So much water has passed under the bridge since I last wrote; Wimbledon, the Olympics, Euro 2004 (and yes I do regret the snidely remarks I made in my last article about our footballers being tired!).
I have had an increasing number of emails from injured readers – most of which are printable, (Alan from Burnley, thanks for the offer but I am busy for the next 20 years!). But please feel free to carry on with the questions – I try to answer them all but can’t guarantee I’ll be of any help!
I am getting a number of emails from junior players which has started to alarm me. My article in January’s issue has sparked a forest fire of reports of ill health – the majority of which are limb injuries in the under 18s. I fear something must be done – especially if we are going to build on our recent success as a badminton playing nation.
To set about this task I did some soul searching – after all, I was a teenager once too. Sadly, all I can remember are brief snapshots of my teenage life (Duran Duran, the beautiful Clare Webster, Glandular Fever and Acne) so I thought I’d make some enquiries and question the poor injured juniors that have been filling my ‘Inbox’ for the last few months.
Regrettably, some of the juniors I spoke to had developmental anomalies and there are two common pathologies in ‘athletic’ teenagers, both of which affect the knees. The first is Osteochondromalacia Patellae which presents itself underneath the surface of the Patella (knee cap). The X-Ray images show a roughening of the inferior surface. This roughening interferes with the tracking of the patella apparatus and causes pain and inflammation of the knee. Osteochondromalacia Patellae has a higher incidence in female teenagers.
The second pathology, standing boldly in the male teenage corner, is the wonderfully named Osgood-Schlatter’s Disease. This develops when the quadriceps tendon seemingly over-pulls on it’s insertion which is situated just below the knee. This traction forces the body to lay down more bone and the sufferer reports pain (from the associated tendonitis) and bony prominence (knobbly knees).
The cause of these conditions is unknown, however, posture, genetics and over activity are widely cited as being contributing factors. Sadly, badminton is the type of sport that places a great deal of strain on the knees and therefore Osgood-Schlatter’s and Osteochondromalacia end future playing careers prematurely. Sadder still, there is no known treatment for the conditions. There are many therapies that reportedly treat the symptoms but nothing substantial has been studied. My advice would be to treat the ‘active’ phases as you would another sporting injury – rest, ice, compression, elevation, re-hydration and proper rehabilitation.

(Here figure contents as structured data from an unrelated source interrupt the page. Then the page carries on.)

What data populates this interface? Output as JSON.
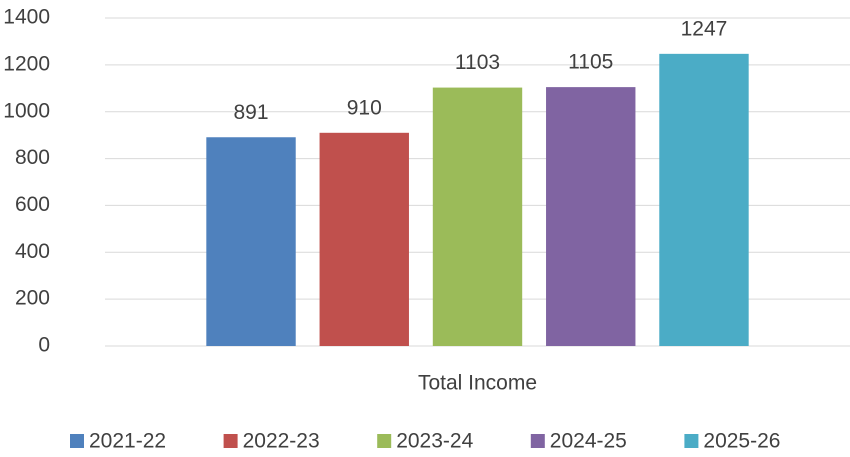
{
  "chart_data": {
    "type": "bar",
    "categories": [
      "Total Income"
    ],
    "series": [
      {
        "name": "2021-22",
        "color": "#4f81bd",
        "values": [
          891
        ]
      },
      {
        "name": "2022-23",
        "color": "#c0504d",
        "values": [
          910
        ]
      },
      {
        "name": "2023-24",
        "color": "#9bbb59",
        "values": [
          1103
        ]
      },
      {
        "name": "2024-25",
        "color": "#8064a2",
        "values": [
          1105
        ]
      },
      {
        "name": "2025-26",
        "color": "#4bacc6",
        "values": [
          1247
        ]
      }
    ],
    "ylim": [
      0,
      1400
    ],
    "yticks": [
      0,
      200,
      400,
      600,
      800,
      1000,
      1200,
      1400
    ],
    "grid": true,
    "data_labels": true,
    "legend": "bottom"
  }
}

Thankfully, nearly all of the juniors I spoke to reported ‘minor’ injuries of tendons, muscles and, occasionally, joints. These injuries are directly related to not warming up correctly, bad posture, poor diet/dehydration, bad playing habits (i.e. poor technique) or ill fitting/poor use of equipment. In the few that have seemingly good badminton career prospects there was evidence that they were overtraining which is number one in the ‘coaching manual’ sin list!
On this rather dull note I will sign off for another issue, leaving me wondering still what the delicious Clare Webster might be up to!!!!